3.3 Development of Model for Quality of Mixedness as a Function of Time

A correlation for quality of mixedness is developed as a function of time and mean time. From the calculated data of quality of mixedness against dimensionless time a model is developed based on the logistic model. The logistic model is expressed as (as per Origin 6.0 software)
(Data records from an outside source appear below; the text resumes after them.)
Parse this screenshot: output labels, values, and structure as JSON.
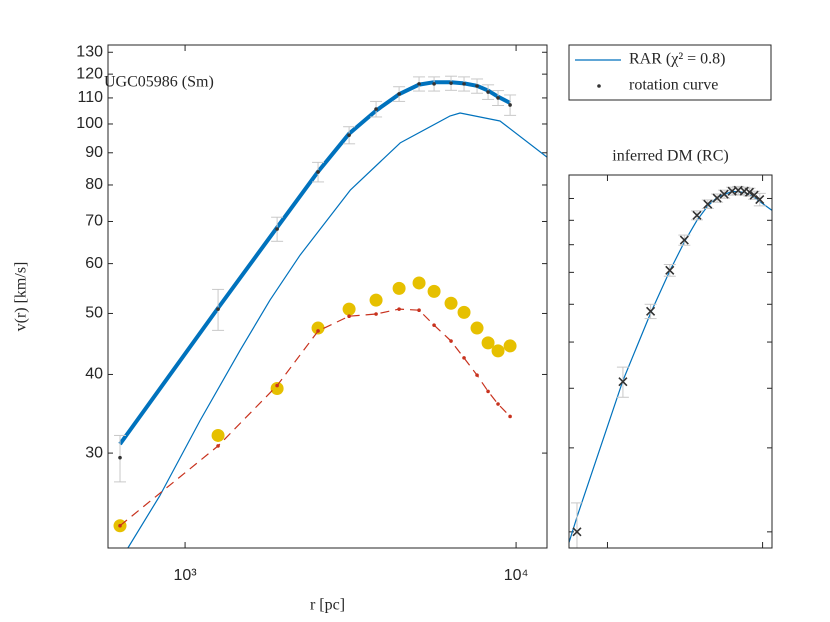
{
  "chart_data": [
    {
      "type": "line",
      "annotation": "UGC05986 (Sm)",
      "xlabel": "r   [pc]",
      "ylabel": "v(r)   [km/s]",
      "xscale": "log",
      "yscale": "log",
      "xlim": [
        585,
        12400
      ],
      "ylim": [
        21.2,
        133.5
      ],
      "xticks": [
        {
          "value": 1000,
          "label": "10³"
        },
        {
          "value": 10000,
          "label": "10⁴"
        }
      ],
      "yticks": [
        30,
        40,
        50,
        60,
        70,
        80,
        90,
        100,
        110,
        120,
        130
      ],
      "legend": "outside-right-top",
      "series": [
        {
          "name": "RAR (χ² = 0.8)",
          "color": "#0072BD",
          "line": "solid",
          "width": 4,
          "marker": "none",
          "x": [
            636,
            1258,
            1897,
            2522,
            3130,
            3776,
            4432,
            5092,
            5653,
            6361,
            6963,
            7622,
            8230,
            8821,
            9592
          ],
          "values": [
            31.0,
            51.0,
            68.5,
            84.0,
            96.5,
            105.0,
            111.5,
            115.5,
            116.5,
            116.5,
            116.0,
            115.0,
            113.0,
            110.5,
            108.0
          ]
        },
        {
          "color": "#0072BD",
          "line": "solid",
          "width": 1.2,
          "marker": "none",
          "x": [
            672,
            840,
            1110,
            1466,
            1806,
            2226,
            3153,
            4465,
            6325,
            6773,
            8945,
            12400
          ],
          "values": [
            21.2,
            25.7,
            33.8,
            43.7,
            52.5,
            61.9,
            78.5,
            93.3,
            103.0,
            104.1,
            101.1,
            88.6
          ]
        },
        {
          "color": "#E6C000",
          "line": "none",
          "marker": "circle",
          "x": [
            636,
            1258,
            1897,
            2522,
            3130,
            3776,
            4432,
            5092,
            5653,
            6361,
            6963,
            7622,
            8230,
            8821,
            9592
          ],
          "values": [
            23.0,
            32.0,
            38.0,
            47.4,
            50.8,
            52.5,
            54.8,
            55.9,
            54.2,
            51.9,
            50.2,
            47.4,
            44.9,
            43.6,
            44.4
          ]
        },
        {
          "color": "#C8321E",
          "line": "dashed",
          "width": 1.2,
          "marker": "smalldot",
          "x": [
            636,
            1258,
            1897,
            2522,
            3130,
            3776,
            4432,
            5092,
            5653,
            6361,
            6963,
            7622,
            8230,
            8821,
            9592
          ],
          "values": [
            23.0,
            30.8,
            38.4,
            46.9,
            49.5,
            49.9,
            50.8,
            50.6,
            47.9,
            45.2,
            42.5,
            39.9,
            37.6,
            35.9,
            34.3
          ]
        },
        {
          "name": "rotation curve",
          "color": "#333333",
          "line": "none",
          "marker": "dot",
          "x": [
            636,
            1258,
            1897,
            2522,
            3130,
            3776,
            4432,
            5092,
            5653,
            6361,
            6963,
            7622,
            8230,
            8821,
            9592
          ],
          "values": [
            29.5,
            50.8,
            68.1,
            83.9,
            96.0,
            105.6,
            111.6,
            115.8,
            115.8,
            116.1,
            115.8,
            114.9,
            112.4,
            110.0,
            107.2
          ],
          "errors": [
            2.5,
            3.8,
            3,
            3,
            3,
            3,
            3,
            3,
            3,
            3,
            3,
            3,
            3,
            3,
            4
          ]
        }
      ]
    },
    {
      "type": "line",
      "title": "inferred DM (RC)",
      "xscale": "log",
      "yscale": "log",
      "xlim": [
        565,
        11500
      ],
      "ylim": [
        18.5,
        112
      ],
      "xticks": [
        1000,
        10000
      ],
      "yticks": [
        20,
        30,
        40,
        50,
        60,
        70,
        80,
        90,
        100
      ],
      "ticklabels": false,
      "series": [
        {
          "color": "#0072BD",
          "line": "solid",
          "width": 1.2,
          "marker": "none",
          "x": [
            565,
            636,
            1258,
            1897,
            2522,
            3130,
            3776,
            4432,
            5092,
            6361,
            7622,
            8821,
            11500
          ],
          "values": [
            19.0,
            21.5,
            41.5,
            57.5,
            70.5,
            81.0,
            90.0,
            96.5,
            100.5,
            103.5,
            103.0,
            100.5,
            94.4
          ]
        },
        {
          "color": "#333333",
          "line": "none",
          "marker": "x",
          "x": [
            636,
            1258,
            1897,
            2522,
            3130,
            3776,
            4432,
            5092,
            5653,
            6361,
            6963,
            7622,
            8230,
            8821,
            9592
          ],
          "values": [
            20.0,
            41.3,
            58.0,
            70.7,
            81.8,
            92.2,
            97.3,
            100.2,
            102.1,
            103.6,
            104.0,
            103.6,
            103.1,
            101.6,
            99.5
          ],
          "errors": [
            3,
            3,
            2,
            2,
            2,
            2,
            2,
            2,
            2,
            2,
            2,
            2,
            2,
            2,
            3
          ]
        }
      ]
    }
  ]
}
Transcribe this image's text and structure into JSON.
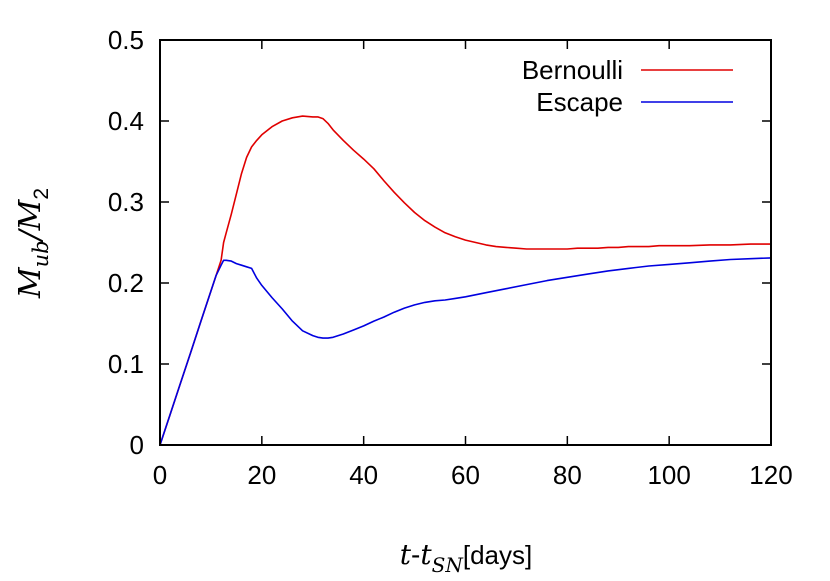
{
  "chart_data": {
    "type": "line",
    "xlabel": {
      "t": "t",
      "dash": "-",
      "tsub_base": "t",
      "sub": "SN",
      "unit": "[days]"
    },
    "ylabel": {
      "num_base": "M",
      "num_sub": "ub",
      "slash": "/",
      "den_base": "M",
      "den_sub": "2"
    },
    "xlim": [
      0,
      120
    ],
    "ylim": [
      0,
      0.5
    ],
    "xticks": [
      0,
      20,
      40,
      60,
      80,
      100,
      120
    ],
    "xtick_labels": [
      "0",
      "20",
      "40",
      "60",
      "80",
      "100",
      "120"
    ],
    "yticks": [
      0,
      0.1,
      0.2,
      0.3,
      0.4,
      0.5
    ],
    "ytick_labels": [
      "0",
      "0.1",
      "0.2",
      "0.3",
      "0.4",
      "0.5"
    ],
    "grid": false,
    "legend_position": "top-right",
    "series": [
      {
        "name": "Bernoulli",
        "color": "#e00000",
        "x": [
          0,
          2,
          4,
          6,
          8,
          10,
          11,
          12,
          12.5,
          13,
          14,
          15,
          16,
          17,
          18,
          19,
          20,
          22,
          24,
          26,
          28,
          30,
          31,
          32,
          33,
          34,
          36,
          38,
          40,
          41,
          42,
          44,
          46,
          48,
          50,
          52,
          54,
          56,
          58,
          60,
          62,
          64,
          66,
          68,
          70,
          72,
          74,
          76,
          78,
          80,
          82,
          84,
          86,
          88,
          90,
          92,
          94,
          96,
          98,
          100,
          104,
          108,
          112,
          116,
          120
        ],
        "y": [
          0,
          0.038,
          0.076,
          0.114,
          0.152,
          0.19,
          0.209,
          0.228,
          0.25,
          0.262,
          0.285,
          0.31,
          0.335,
          0.355,
          0.368,
          0.376,
          0.383,
          0.393,
          0.4,
          0.404,
          0.406,
          0.405,
          0.405,
          0.403,
          0.397,
          0.389,
          0.376,
          0.364,
          0.353,
          0.347,
          0.341,
          0.326,
          0.312,
          0.299,
          0.287,
          0.277,
          0.269,
          0.262,
          0.257,
          0.253,
          0.25,
          0.247,
          0.245,
          0.244,
          0.243,
          0.242,
          0.242,
          0.242,
          0.242,
          0.242,
          0.243,
          0.243,
          0.243,
          0.244,
          0.244,
          0.245,
          0.245,
          0.245,
          0.246,
          0.246,
          0.246,
          0.247,
          0.247,
          0.248,
          0.248
        ]
      },
      {
        "name": "Escape",
        "color": "#0000e0",
        "x": [
          0,
          2,
          4,
          6,
          8,
          10,
          11,
          12,
          12.5,
          13,
          14,
          15,
          16,
          17,
          18,
          19,
          20,
          22,
          24,
          26,
          28,
          30,
          31,
          32,
          33,
          34,
          36,
          38,
          40,
          42,
          44,
          46,
          48,
          50,
          52,
          54,
          56,
          58,
          60,
          64,
          68,
          72,
          76,
          80,
          84,
          88,
          92,
          96,
          100,
          104,
          108,
          112,
          116,
          120
        ],
        "y": [
          0,
          0.038,
          0.076,
          0.114,
          0.152,
          0.19,
          0.209,
          0.222,
          0.228,
          0.228,
          0.227,
          0.224,
          0.222,
          0.22,
          0.218,
          0.206,
          0.197,
          0.182,
          0.168,
          0.153,
          0.141,
          0.135,
          0.133,
          0.132,
          0.132,
          0.133,
          0.137,
          0.142,
          0.147,
          0.153,
          0.158,
          0.164,
          0.169,
          0.173,
          0.176,
          0.178,
          0.179,
          0.181,
          0.183,
          0.188,
          0.193,
          0.198,
          0.203,
          0.207,
          0.211,
          0.215,
          0.218,
          0.221,
          0.223,
          0.225,
          0.227,
          0.229,
          0.23,
          0.231
        ]
      }
    ]
  }
}
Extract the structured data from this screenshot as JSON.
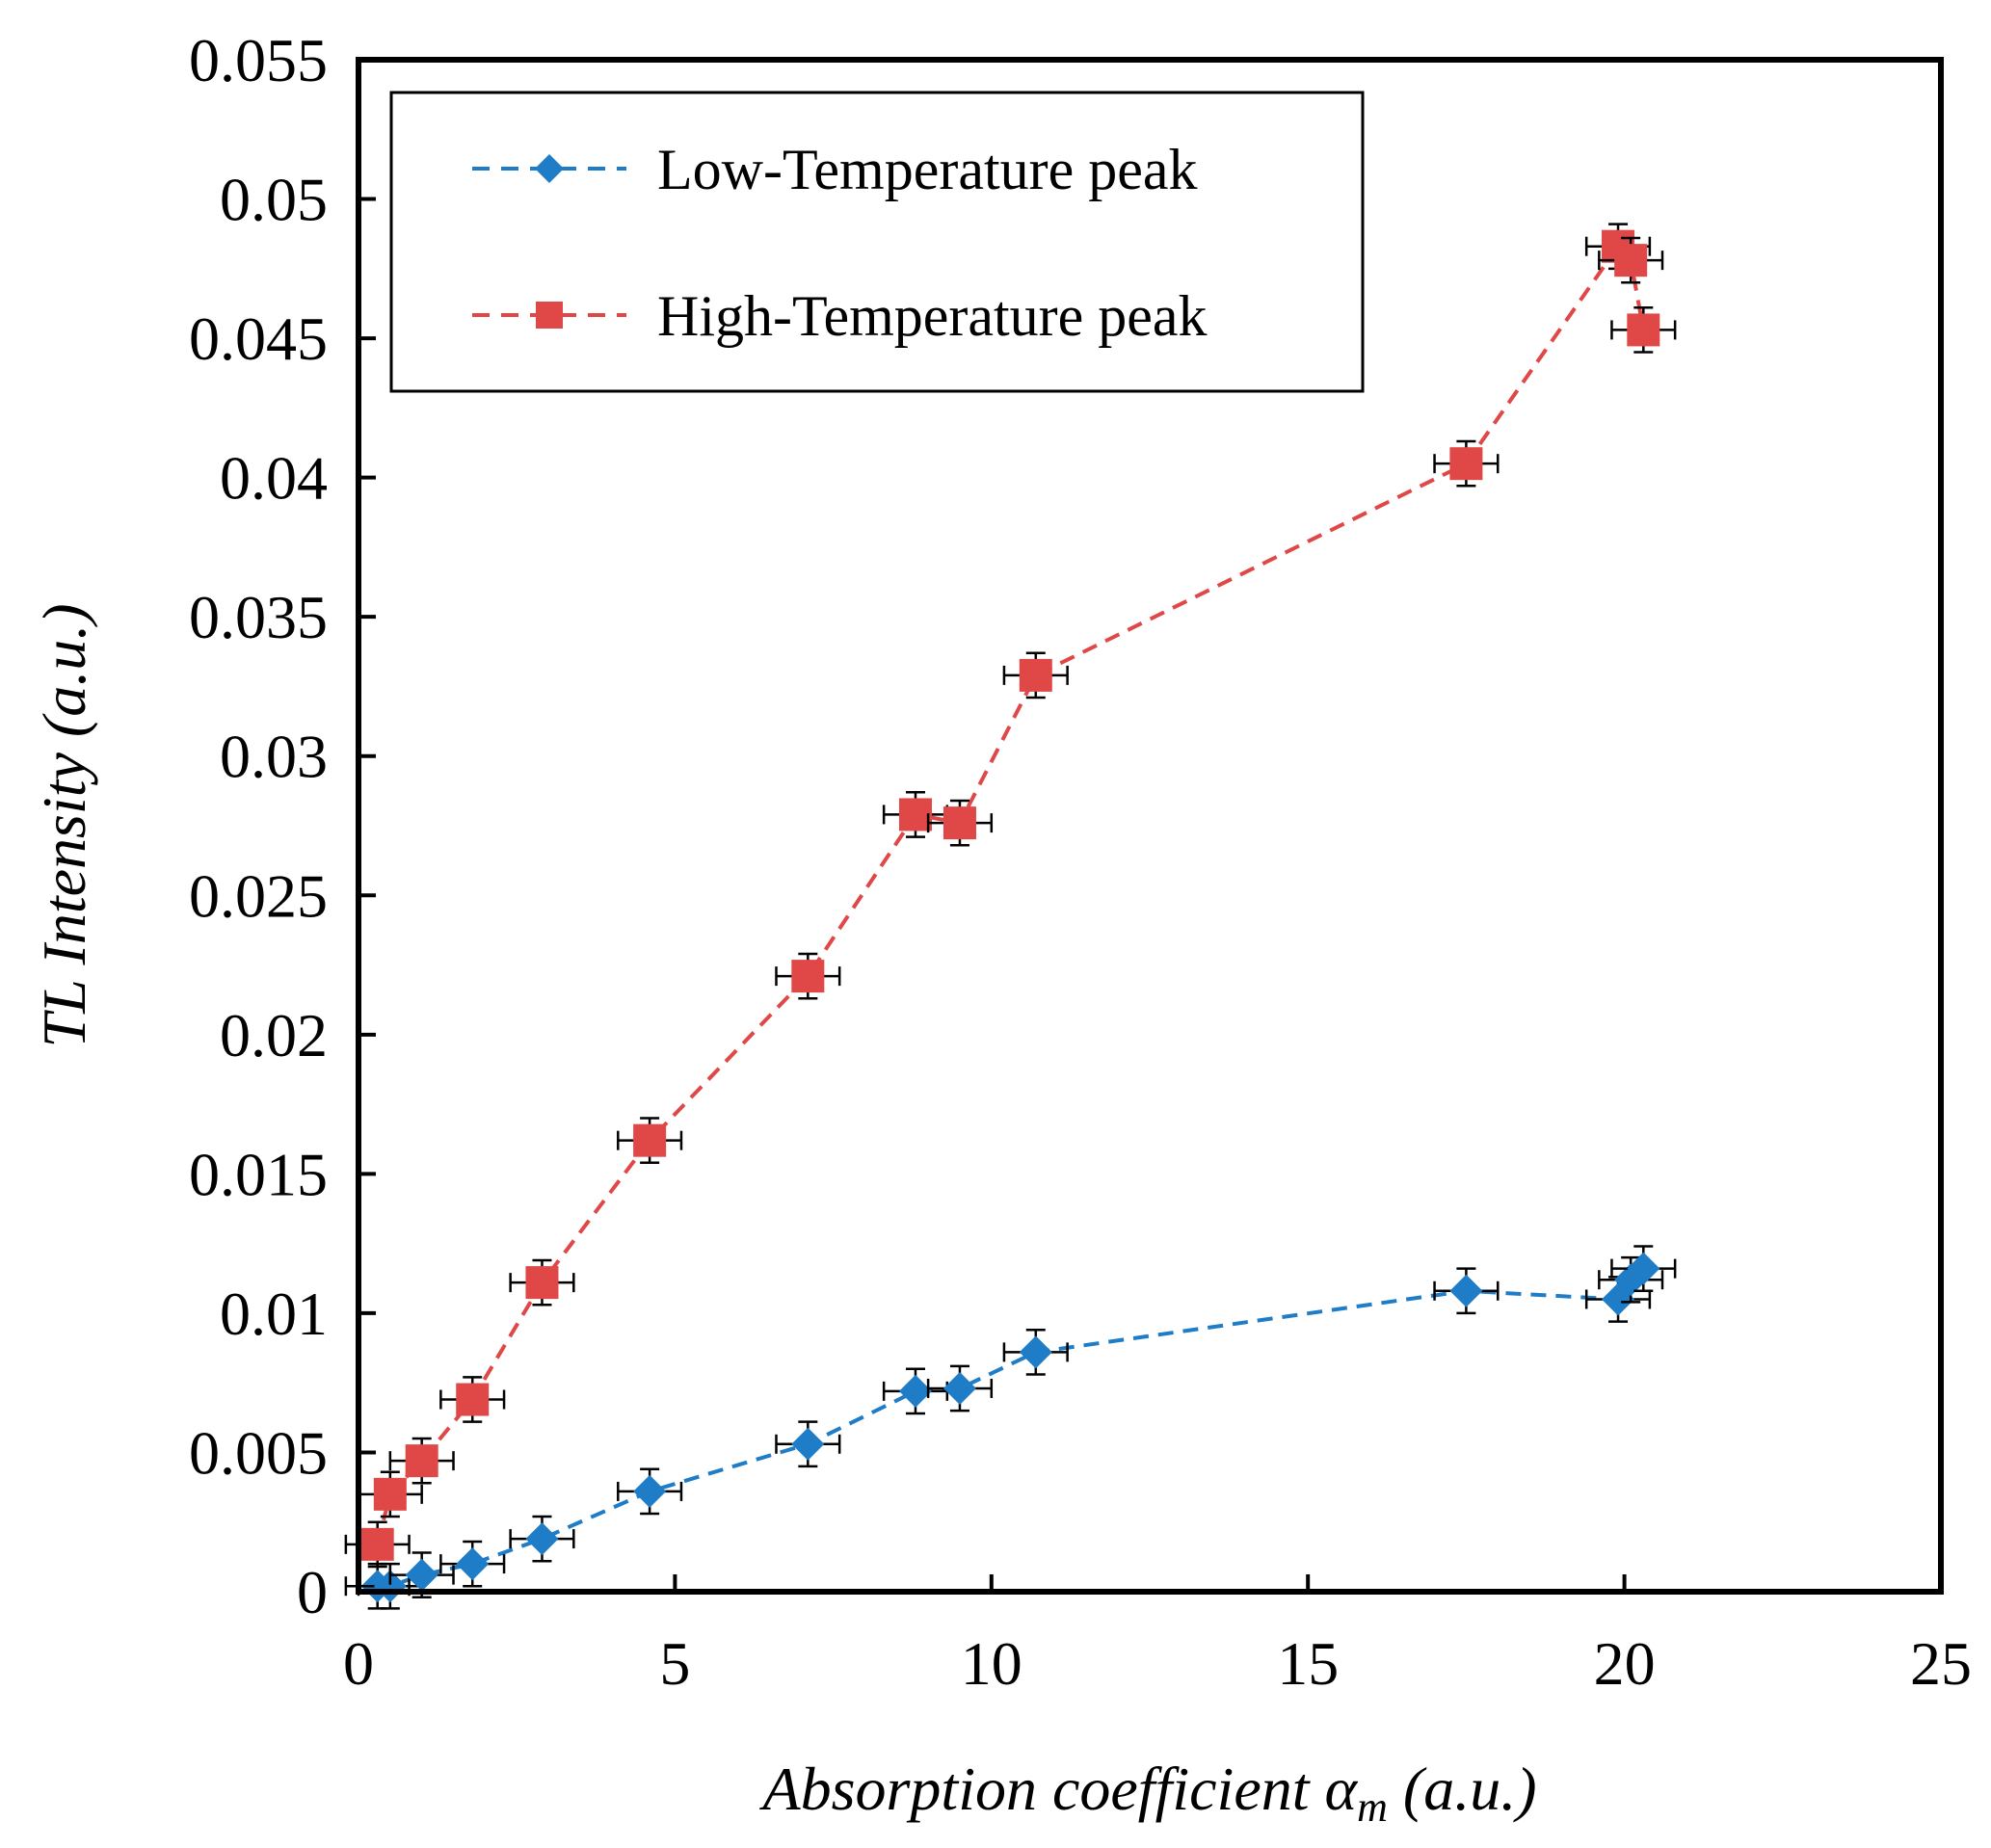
{
  "chart_data": {
    "type": "scatter",
    "title": "",
    "xlabel": "Absorption coefficient α",
    "xlabel_subscript": "m",
    "xlabel_unit": " (a.u.)",
    "ylabel": "TL Intensity (a.u.)",
    "xlim": [
      0,
      25
    ],
    "ylim": [
      0,
      0.055
    ],
    "xticks": [
      0,
      5,
      10,
      15,
      20,
      25
    ],
    "xtick_labels": [
      "0",
      "5",
      "10",
      "15",
      "20",
      "25"
    ],
    "yticks": [
      0,
      0.005,
      0.01,
      0.015,
      0.02,
      0.025,
      0.03,
      0.035,
      0.04,
      0.045,
      0.05,
      0.055
    ],
    "ytick_labels": [
      "0",
      "0.005",
      "0.01",
      "0.015",
      "0.02",
      "0.025",
      "0.03",
      "0.035",
      "0.04",
      "0.045",
      "0.05",
      "0.055"
    ],
    "grid": false,
    "legend_position": "top-left",
    "series": [
      {
        "name": "Low-Temperature peak",
        "color": "#1f7cc7",
        "marker": "diamond",
        "line_style": "dashed",
        "x": [
          0.3,
          0.5,
          1.0,
          1.8,
          2.9,
          4.6,
          7.1,
          8.8,
          9.5,
          10.7,
          17.5,
          19.9,
          20.1,
          20.3
        ],
        "y": [
          0.0002,
          0.0002,
          0.0006,
          0.001,
          0.0019,
          0.0036,
          0.0053,
          0.0072,
          0.0073,
          0.0086,
          0.0108,
          0.0105,
          0.0112,
          0.0116
        ],
        "xerr": [
          0.5,
          0.5,
          0.5,
          0.5,
          0.5,
          0.5,
          0.5,
          0.5,
          0.5,
          0.5,
          0.5,
          0.5,
          0.5,
          0.5
        ],
        "yerr": [
          0.0008,
          0.0008,
          0.0008,
          0.0008,
          0.0008,
          0.0008,
          0.0008,
          0.0008,
          0.0008,
          0.0008,
          0.0008,
          0.0008,
          0.0008,
          0.0008
        ]
      },
      {
        "name": "High-Temperature peak",
        "color": "#e04848",
        "marker": "square",
        "line_style": "dashed",
        "x": [
          0.3,
          0.5,
          1.0,
          1.8,
          2.9,
          4.6,
          7.1,
          8.8,
          9.5,
          10.7,
          17.5,
          19.9,
          20.1,
          20.3
        ],
        "y": [
          0.0017,
          0.0035,
          0.0047,
          0.0069,
          0.0111,
          0.0162,
          0.0221,
          0.0279,
          0.0276,
          0.0329,
          0.0405,
          0.0483,
          0.0478,
          0.0453
        ],
        "xerr": [
          0.5,
          0.5,
          0.5,
          0.5,
          0.5,
          0.5,
          0.5,
          0.5,
          0.5,
          0.5,
          0.5,
          0.5,
          0.5,
          0.5
        ],
        "yerr": [
          0.0008,
          0.0008,
          0.0008,
          0.0008,
          0.0008,
          0.0008,
          0.0008,
          0.0008,
          0.0008,
          0.0008,
          0.0008,
          0.0008,
          0.0008,
          0.0008
        ]
      }
    ]
  }
}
$$Y = \left( {(A_{1} - A_{2} )/(1 + (z/x_{0} )^{p} } \right) + A_{2}$$
(20)

where parameters A 1, A 2, z and x 0 are calculated based on the E versus dimensionless time data. Then, the obtained parameters are correlated as a function of geometric and dynamic variable of system using dimensional analysis. Finally, the model is developed by multiple regression analysis in Microsoft excel. Based on the available experimental data, the logistic model equation has been fitted by least square method using Origin 6.0 software. The model equation obtained can be represented as

$$M(t) = 1 - \frac{1}{{ 1 { + }\left( {{\text{t/(t}}_{\text{m}} x_{0} )} \right)^{\beta } }}$$
(21)

From the experimental data, the parameter x 0 and β were found to be a strong function of the dynamic and, geometric variables and the physical properties of the liquid. By dimensional analysis, the parameters obtained are correlated as a function of these variables. The correlations are obtained by regression analysis based on calculated data for both the parameters and represented as

$$x_{0} = 275.9\,\text{Re}_{l}^{ - 0.84}$$
(22)

(with correlation coefficient and standard error of 0.907 and 0.512, respectively), and

$$\beta = 37.31\text{Re}_{l}^{ - 0.30}$$
(23)

(with correlation coefficient of 0.919 and standard error of 0.1574, respectively).

4 Conclusions

Time independent profile of quality of mixedness was analyzed based on the residence time distribution data. From the present study, it can be concluded that quality of mixedness has the significant effect on recovery in flotation column. Recovery increases as the quality of mixedness increase. The quality of mixedness and recovery in flotation process is the function of gas and liquid velocity, column diameter, bubble size, mean time, and column length. Mean time of flotation process plays a significant role in recovery. The present study may be useful for further understanding and scaling up the flotation column based on the quality of mixedness.